Il y avait d'autres choses également.
Cyril
avait bien changé. Il commençait à gagner de
l'argent et cela se voyait. Avant c'était quelqu'un de bien
mais, depuis qu'il se prenait pour un grand patron, il était
devenu trop fier et trop arrogant. Il se considérait de plus
en plus comme le centre du monde. Il traitait mal tout ceux qui
avaient besoin de lui. Il s'était fait des nouveaux amis.
Il connaissait des gens célèbres. Dans son bureau,
il y avait une photo où il serrait la main de Johnny dans
un bar branché. Johnny ? Ouais Johnny Halliday. Incroyable.
Il avait parlé aussi une fois à Pierre Palmade en
boîte.
Nous
passions finalement un moment assez agréable avec cette fille.
Cependant, après vingt minutes d'une discussion complice
et agréable, Hakim changea complètement d'attitude.

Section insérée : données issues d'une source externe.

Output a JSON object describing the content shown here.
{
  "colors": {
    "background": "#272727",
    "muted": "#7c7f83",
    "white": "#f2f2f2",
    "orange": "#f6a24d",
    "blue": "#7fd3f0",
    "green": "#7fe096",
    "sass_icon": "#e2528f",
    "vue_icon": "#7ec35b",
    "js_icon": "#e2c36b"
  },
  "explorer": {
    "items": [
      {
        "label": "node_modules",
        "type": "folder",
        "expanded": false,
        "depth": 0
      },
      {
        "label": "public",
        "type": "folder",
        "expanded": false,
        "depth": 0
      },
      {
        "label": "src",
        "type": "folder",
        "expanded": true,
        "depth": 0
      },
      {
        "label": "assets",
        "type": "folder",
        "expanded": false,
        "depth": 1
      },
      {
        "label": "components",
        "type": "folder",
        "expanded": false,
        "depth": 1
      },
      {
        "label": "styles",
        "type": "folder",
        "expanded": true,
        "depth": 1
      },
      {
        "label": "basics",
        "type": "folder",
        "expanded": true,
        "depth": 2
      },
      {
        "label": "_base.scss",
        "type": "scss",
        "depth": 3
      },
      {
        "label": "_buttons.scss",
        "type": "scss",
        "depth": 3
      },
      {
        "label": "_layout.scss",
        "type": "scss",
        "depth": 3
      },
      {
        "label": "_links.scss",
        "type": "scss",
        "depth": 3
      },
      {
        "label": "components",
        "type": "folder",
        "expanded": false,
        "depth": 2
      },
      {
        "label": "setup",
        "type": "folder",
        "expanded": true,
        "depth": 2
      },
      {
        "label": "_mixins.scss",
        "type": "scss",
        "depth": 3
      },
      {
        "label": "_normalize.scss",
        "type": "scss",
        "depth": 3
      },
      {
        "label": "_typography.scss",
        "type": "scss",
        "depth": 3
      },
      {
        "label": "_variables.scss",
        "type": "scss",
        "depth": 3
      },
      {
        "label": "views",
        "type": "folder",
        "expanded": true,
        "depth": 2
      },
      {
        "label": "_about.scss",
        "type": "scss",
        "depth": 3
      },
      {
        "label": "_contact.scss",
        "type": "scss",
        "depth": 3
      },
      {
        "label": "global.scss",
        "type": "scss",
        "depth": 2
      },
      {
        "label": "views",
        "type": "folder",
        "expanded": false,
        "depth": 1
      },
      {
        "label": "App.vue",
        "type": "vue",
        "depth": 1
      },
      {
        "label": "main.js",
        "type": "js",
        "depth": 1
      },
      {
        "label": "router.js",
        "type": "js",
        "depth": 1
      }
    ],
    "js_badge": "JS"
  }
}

Il regardait Louise d'un il soupçonneux, flairant une
machination quelconque. Et, dès lors, il fit tout pour refroidir
l'ambiance chaleureuse qui s'était instaurée entre
nous. Lorsque je parlais, il me donnait des coups de pieds sous
la table pour m'obliger à me taire. Certains de ses coups
étaient si violents que je ne parvenais qu'in extremis à
ne pas lui exprimer verbalement mon mécontentement. Quand
Louise se leva pour aller aux toilettes, j'eu enfin l'occasion d'une
explication.
- Cette nana elle est hyper chelou, me dit-il, d'abord elle gueule
parce que je cogne son patron et, juste après, elle nous
court derrière pour faire copain-copain avec nous, c'est
louche ça, y a une embrouille quelque part, j'suis sûr.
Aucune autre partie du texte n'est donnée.